Galban spreads the message of love through the native corn with which she makes each arepa. “Since we Venezuelans are spread all over the world, so are arepas. Arepas have been a blessing because people of all professions—even doctors—have had to leave the country and couldn’t find jobs, so they make a living selling arepas,” says Galban. “You can fill them with whatever you want; they’re so easy to carry, so easy to eat and healthy.”
Menal Kidane, who fled the totalitarian government in her native Eritrea, migrated solo to the Los Angeles area through South and Central America. She worked with Bennett and Davis to create a house recipe at Flavors From Afar based on zigni, a traditional beef stew from her homeland.

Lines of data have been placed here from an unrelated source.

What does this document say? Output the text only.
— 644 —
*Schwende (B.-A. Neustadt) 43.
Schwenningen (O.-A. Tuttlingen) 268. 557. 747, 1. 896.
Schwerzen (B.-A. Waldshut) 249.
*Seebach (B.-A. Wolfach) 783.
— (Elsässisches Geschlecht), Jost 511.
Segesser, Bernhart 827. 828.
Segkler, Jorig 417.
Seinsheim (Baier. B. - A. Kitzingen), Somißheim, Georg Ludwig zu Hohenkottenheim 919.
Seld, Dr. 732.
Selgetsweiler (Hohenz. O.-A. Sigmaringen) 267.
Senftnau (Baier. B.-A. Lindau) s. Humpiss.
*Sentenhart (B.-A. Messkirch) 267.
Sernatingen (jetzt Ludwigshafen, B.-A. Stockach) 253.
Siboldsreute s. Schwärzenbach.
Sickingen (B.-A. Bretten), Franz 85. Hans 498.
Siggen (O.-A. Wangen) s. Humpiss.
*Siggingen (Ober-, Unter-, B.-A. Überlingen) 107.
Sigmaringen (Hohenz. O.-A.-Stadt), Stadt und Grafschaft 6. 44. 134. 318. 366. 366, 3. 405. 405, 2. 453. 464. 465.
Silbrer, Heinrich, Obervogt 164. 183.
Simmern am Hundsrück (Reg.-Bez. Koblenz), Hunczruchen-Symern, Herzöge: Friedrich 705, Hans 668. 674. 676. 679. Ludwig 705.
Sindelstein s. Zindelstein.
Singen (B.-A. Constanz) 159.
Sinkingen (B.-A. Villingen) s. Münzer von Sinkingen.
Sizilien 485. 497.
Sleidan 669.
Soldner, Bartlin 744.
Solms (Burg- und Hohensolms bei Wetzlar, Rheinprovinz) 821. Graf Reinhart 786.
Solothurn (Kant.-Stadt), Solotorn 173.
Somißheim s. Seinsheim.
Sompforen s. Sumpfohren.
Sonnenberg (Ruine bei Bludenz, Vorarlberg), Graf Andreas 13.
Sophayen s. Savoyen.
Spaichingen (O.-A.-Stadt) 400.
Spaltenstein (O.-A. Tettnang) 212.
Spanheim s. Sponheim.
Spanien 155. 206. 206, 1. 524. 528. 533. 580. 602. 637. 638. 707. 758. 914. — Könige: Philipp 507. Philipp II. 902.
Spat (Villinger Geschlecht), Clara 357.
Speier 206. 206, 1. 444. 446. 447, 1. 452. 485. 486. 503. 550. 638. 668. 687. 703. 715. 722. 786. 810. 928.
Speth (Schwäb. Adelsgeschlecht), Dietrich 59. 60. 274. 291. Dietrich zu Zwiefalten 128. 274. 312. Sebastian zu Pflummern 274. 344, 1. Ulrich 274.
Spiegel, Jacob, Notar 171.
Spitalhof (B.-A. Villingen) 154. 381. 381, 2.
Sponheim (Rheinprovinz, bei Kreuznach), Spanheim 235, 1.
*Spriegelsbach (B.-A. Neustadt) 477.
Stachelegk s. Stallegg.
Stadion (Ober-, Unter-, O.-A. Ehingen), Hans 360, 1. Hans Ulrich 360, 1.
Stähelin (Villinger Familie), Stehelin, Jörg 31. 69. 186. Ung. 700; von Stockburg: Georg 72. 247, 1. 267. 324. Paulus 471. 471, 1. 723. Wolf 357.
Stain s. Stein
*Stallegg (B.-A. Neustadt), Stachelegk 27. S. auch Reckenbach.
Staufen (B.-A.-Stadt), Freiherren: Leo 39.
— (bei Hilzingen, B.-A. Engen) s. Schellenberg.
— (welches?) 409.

Together, they came up with a unique lamb shank dish using similar spices found in the stew, but given a new flavor dimension with a different protein.
Hussein-Cattan is no stranger to resettlement; her own mother, Dima, fled Ethiopia to a refugee camp in Somalia, where Hussein-Cattan would be born. Both immigrated to the United States in the early 1980s, where Hussein-Cattan became the first woman in her family to graduate from high school and the first person to earn a Master’s degree. Drawing upon her mother’s difficulties integrating into American society—but also her efforts in paving the way for other refugees—Hussein-Cattan turned her mother’s work into her thesis project, and together they founded Tiyya in 2010.
Though Dima is now retired, Hussein-Cattan has continued to carry out her mother’s important work, along with Davis and Bennett. At the time of Trump’s election, Tiyya had a government contract. Cut after cut to the Refugee Resettlement Program, however, meant that for all of 2019, only 18,000 refugees were resettled in the U.S.—just a fraction of the 110,000 Obama allowed by his last year in office. For the future of Tiyya, Hussein-Cattan had to plot her organization’s future without government assistance. Realizing the potential of their catering business, the Tiyya founders and employees made Flavors From Afar into a restaurant, as fleshed out in their Fairfax Avenue brick and mortar location as well as in their kitchen space in Costa Mesa at Hood Kitchen.
Whether non-profit or for-profit, nothing could have prepared any restaurant for what hit in mid-March. Plans for a tasting festival to introduce the social enterprise and their hard-to-find cuisines to the public turned into efforts to get listed on every available food delivery app. “We’ve been catering for two years, so we’re really confident about the food. We want to expand out of our immediate network,” says Davis. “A lot of people in L.A. identify as foodies but they don’t have exposure to immigrant dishes like the ones you find in homes. That’s what you can find here.”